Born in 1879, de Forest was ostensibly the son of American circus performers who died of typhoid when their troupe visited Turkey. After a spell in an orphanage, he was adopted in 1887 by the fabulously rich Baroness Hirsch, who believed that he was the illegitimate child of her dead son. He inherited a castle and many millions in 1899, was created Baron de Forest by the Austrian Emperor and converted from Judaism to Catholicism. Subsequently he settled in England, where he held the land-speed record and was the victorious radical candidate at a parliamentary by-election in 1911. He forthwith spoiled his political prospects by suing his mother-in-law for slander. In 1912 de Forest contributed to the fund launched by the Labour MP George Lansbury to save the fiercely partisan Daily Herald from insolvency. Ewer was installed as de Forest’s nominee in the Daily Herald management: he soon became, together with the young Oxford graduates G. D. H. Cole, Gerald Gould and Harold Laski, one of ‘Lansbury’s lambs’ working as a journalist there. His idealism became the overworked centre of his existence.

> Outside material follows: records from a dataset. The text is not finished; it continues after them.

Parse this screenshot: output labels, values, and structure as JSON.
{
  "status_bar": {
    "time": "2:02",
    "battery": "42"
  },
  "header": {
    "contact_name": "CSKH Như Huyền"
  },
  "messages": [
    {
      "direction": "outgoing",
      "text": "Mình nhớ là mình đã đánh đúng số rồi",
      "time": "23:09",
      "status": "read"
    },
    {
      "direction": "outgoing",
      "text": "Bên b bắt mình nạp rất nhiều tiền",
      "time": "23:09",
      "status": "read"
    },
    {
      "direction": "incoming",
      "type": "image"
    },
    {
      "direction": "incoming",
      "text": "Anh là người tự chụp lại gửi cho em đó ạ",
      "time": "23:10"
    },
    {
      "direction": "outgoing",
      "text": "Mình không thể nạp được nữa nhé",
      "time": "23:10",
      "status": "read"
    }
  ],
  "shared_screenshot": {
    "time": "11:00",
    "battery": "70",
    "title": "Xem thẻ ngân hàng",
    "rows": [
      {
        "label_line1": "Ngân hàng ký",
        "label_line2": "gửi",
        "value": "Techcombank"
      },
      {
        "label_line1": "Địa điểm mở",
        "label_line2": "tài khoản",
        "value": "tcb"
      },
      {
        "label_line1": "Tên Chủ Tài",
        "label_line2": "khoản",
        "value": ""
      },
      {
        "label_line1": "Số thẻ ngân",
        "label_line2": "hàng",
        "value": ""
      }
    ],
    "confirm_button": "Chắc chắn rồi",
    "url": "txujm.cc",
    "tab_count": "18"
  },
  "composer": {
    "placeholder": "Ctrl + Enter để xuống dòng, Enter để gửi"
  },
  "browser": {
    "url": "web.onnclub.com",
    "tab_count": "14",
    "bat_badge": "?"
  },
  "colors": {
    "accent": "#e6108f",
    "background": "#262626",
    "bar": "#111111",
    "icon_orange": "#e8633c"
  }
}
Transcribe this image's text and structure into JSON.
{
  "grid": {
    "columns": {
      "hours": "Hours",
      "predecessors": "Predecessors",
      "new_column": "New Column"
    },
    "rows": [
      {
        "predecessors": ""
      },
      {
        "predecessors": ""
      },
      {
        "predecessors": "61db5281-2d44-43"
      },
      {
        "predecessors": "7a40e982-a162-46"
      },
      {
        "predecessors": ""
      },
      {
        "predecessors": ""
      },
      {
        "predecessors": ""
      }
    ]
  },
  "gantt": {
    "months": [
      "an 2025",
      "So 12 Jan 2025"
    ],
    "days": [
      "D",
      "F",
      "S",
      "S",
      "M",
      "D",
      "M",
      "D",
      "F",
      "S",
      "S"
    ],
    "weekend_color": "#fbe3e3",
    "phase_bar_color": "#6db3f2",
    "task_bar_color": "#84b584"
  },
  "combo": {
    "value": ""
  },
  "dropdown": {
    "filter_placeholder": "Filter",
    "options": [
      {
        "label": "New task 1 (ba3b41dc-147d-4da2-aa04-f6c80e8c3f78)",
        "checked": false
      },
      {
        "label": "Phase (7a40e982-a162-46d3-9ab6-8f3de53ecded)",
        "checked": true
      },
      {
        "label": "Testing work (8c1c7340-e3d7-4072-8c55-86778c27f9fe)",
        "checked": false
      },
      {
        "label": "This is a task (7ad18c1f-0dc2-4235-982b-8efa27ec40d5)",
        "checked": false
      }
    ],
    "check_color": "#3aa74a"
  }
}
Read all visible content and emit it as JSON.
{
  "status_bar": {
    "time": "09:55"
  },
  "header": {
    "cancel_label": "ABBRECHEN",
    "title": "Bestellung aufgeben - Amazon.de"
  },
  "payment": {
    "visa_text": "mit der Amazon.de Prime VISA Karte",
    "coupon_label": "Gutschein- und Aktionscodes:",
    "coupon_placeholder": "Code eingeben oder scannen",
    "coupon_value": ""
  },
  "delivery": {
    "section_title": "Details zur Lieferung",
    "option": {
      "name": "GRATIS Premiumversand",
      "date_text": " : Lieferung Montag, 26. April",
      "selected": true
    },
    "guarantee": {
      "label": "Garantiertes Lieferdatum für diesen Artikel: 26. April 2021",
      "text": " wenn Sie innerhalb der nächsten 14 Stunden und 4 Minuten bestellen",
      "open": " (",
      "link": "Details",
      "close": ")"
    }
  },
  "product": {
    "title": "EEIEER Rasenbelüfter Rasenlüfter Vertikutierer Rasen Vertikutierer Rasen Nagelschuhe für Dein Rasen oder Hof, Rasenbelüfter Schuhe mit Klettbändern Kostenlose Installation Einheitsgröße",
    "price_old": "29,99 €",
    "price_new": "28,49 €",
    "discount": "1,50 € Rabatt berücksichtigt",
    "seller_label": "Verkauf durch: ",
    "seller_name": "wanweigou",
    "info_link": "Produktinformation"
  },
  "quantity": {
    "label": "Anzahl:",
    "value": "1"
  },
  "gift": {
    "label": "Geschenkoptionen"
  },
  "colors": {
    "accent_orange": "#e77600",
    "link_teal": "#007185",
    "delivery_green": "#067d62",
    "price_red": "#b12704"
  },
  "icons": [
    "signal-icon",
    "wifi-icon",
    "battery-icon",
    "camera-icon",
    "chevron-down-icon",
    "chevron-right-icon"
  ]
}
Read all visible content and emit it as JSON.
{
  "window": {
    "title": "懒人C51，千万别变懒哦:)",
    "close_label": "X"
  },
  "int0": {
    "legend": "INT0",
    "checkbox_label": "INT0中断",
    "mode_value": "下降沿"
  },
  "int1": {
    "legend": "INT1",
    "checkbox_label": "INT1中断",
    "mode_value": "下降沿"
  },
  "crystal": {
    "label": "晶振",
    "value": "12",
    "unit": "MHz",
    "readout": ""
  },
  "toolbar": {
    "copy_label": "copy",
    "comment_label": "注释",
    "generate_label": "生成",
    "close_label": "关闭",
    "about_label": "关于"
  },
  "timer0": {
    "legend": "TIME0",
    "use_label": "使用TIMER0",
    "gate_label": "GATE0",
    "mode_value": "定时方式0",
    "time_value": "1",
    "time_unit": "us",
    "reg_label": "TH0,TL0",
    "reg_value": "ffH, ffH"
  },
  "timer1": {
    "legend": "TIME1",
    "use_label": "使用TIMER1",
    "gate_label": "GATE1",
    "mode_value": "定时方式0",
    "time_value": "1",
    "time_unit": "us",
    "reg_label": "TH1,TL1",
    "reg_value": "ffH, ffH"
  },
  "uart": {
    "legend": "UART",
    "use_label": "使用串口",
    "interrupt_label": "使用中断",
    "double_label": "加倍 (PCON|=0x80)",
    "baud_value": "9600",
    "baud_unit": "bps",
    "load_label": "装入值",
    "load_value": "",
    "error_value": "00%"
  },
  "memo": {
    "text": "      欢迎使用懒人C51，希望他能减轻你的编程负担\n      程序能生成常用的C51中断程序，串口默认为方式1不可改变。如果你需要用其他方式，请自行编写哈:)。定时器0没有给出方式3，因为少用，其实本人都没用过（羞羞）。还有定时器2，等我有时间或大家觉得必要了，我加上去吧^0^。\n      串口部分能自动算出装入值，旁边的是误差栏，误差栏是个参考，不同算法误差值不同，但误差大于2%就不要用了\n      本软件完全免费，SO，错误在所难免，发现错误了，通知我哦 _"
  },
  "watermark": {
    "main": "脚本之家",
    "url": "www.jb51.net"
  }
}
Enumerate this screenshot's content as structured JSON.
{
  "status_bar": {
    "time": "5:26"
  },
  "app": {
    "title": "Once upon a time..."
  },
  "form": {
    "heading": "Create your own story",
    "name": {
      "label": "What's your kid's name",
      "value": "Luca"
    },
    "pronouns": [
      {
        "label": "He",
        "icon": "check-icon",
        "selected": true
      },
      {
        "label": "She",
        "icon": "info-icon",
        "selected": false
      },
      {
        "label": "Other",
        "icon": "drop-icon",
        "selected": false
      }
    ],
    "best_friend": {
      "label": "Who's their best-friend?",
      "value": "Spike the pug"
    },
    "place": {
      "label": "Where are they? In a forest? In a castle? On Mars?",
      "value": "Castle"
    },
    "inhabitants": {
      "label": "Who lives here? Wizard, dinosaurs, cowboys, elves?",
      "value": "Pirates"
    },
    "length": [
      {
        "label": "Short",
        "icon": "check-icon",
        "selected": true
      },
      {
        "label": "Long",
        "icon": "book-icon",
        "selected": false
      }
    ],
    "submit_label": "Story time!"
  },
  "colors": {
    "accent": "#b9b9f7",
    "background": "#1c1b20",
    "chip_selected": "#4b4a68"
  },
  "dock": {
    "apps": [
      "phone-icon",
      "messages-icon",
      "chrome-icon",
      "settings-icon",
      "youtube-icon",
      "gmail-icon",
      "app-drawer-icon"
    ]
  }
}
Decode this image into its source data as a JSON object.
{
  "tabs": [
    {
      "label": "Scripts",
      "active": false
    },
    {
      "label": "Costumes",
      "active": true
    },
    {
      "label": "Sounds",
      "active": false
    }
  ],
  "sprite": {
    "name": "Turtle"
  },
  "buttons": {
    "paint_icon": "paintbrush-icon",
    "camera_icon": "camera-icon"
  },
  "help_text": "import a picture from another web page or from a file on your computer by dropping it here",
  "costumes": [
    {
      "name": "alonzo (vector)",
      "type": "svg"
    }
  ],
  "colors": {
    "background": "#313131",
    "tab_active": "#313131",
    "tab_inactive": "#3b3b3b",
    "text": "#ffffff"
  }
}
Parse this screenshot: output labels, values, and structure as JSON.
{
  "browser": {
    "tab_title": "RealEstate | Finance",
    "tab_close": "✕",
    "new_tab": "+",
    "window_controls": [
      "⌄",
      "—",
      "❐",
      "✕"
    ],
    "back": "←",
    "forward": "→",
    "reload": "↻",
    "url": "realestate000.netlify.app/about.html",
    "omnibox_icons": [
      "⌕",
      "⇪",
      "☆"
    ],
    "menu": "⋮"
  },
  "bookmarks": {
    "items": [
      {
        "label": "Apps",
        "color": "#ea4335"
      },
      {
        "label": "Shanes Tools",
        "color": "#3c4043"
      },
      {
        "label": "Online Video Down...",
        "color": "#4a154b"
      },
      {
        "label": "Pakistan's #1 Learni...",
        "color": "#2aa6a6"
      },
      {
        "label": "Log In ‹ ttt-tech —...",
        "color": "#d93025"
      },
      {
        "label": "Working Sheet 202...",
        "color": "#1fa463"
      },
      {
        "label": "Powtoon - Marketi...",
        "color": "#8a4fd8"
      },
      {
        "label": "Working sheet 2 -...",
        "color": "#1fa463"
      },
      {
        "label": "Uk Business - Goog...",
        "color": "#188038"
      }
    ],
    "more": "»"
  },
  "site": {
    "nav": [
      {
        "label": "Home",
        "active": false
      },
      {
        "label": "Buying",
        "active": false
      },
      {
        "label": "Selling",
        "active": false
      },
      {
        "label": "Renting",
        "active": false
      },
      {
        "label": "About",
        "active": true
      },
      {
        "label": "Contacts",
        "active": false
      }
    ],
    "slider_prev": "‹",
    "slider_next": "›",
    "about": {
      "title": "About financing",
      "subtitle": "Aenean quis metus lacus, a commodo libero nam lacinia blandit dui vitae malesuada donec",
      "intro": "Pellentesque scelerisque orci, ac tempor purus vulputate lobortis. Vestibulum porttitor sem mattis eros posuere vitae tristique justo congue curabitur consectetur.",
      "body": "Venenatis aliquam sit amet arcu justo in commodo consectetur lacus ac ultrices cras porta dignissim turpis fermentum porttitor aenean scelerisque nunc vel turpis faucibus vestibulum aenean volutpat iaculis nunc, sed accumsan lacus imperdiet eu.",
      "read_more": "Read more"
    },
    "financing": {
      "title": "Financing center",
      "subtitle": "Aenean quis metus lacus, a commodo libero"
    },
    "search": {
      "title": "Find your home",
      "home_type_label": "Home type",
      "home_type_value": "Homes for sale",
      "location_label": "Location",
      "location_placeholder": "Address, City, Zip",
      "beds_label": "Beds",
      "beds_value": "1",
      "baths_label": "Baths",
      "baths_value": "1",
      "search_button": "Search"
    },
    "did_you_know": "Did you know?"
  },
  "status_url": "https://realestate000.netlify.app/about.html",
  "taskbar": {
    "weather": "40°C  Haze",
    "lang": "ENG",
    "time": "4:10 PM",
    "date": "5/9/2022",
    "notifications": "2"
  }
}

After the outbreak of war in 1914 Ewer opposed conscription, registered as a conscientious objector, became an indentured agricultural worker in Waldorf Astor’s pigsties at Cliveden and published anti-war verses. He was aghast at the mayhem of the Western Front, was revolted by the militarism of the Austrian, British, German and Russian monarchies, and loathed the inequities of free-market capitalism. He saw the undoubtable humbug of the British claim to be fighting for liberal democracy when its main ally was tsarist Russia, which had sponsored the pogroms of 1903–6 and sent dissidents into captivity and internal exile. As Ewer wrote in 1924, Lenin emerged as the greatest historical leader of the epoch because he saw world revolution, not national victory in the European war, as the primary aim. German socialists collaborated with German capitalism, British socialists exerted themselves for national interests, and pacifists strove for peace. ‘Only the great voice of Lenin cried from Switzerland that all were wrong; that the job of Socialists was Socialism; neither to prosecute the Imperialist war nor to stop the Imperialist war, but to snatch a Socialist victory from the conflicts of Imperialism; to turn war into revolution.’ For Ewer, like Lenin, imperialism was the apotheosis of capitalism. 6
When Ewer applied for a post-war passport to visit the Netherlands and Switzerland, Gerald Gould assured the Foreign Office that the ‘extreme’ socialism preached in the Daily Herald was a bulwark against Bolshevism. Counter-espionage officers assessed him differently. ‘EWER is pro-German principally on the grounds that other Governments are not less wicked than the German,’ reported Special Branch’s Hugh Miller. ‘He preaches peace with Germany, followed by “ revolution through bloodshed ”.’ In Miller’s estimate, Ewer was a risk to national security: not only ‘a clever writer and fluent speaker’ but ‘a dangerous and inflammatory agitator’. 7
In 1919 Ewer was appointed foreign editor of the Daily Herald . He collaborated during that year with the pro-Bolshevik MP Cecil L’Estrange Malone and a director of the Daily Herald named Francis Meynell in formulating a programme for a Sailors’, Soldiers’ & Airmen’s Union which would certainly have been revolutionary in intent. Ewer became a founding member of the CPGB in 1920, and liaised between the newspaper, CPGB headquarters in King Street and Nikolai Klyshko, who was both secretary of the Soviet delegation that arrived in London in May 1920 to negotiate a trade agreement and the Cheka chief in London. Klyshko controlled Soviet espionage in Britain, and funded subversion, until his recall from London in 1923.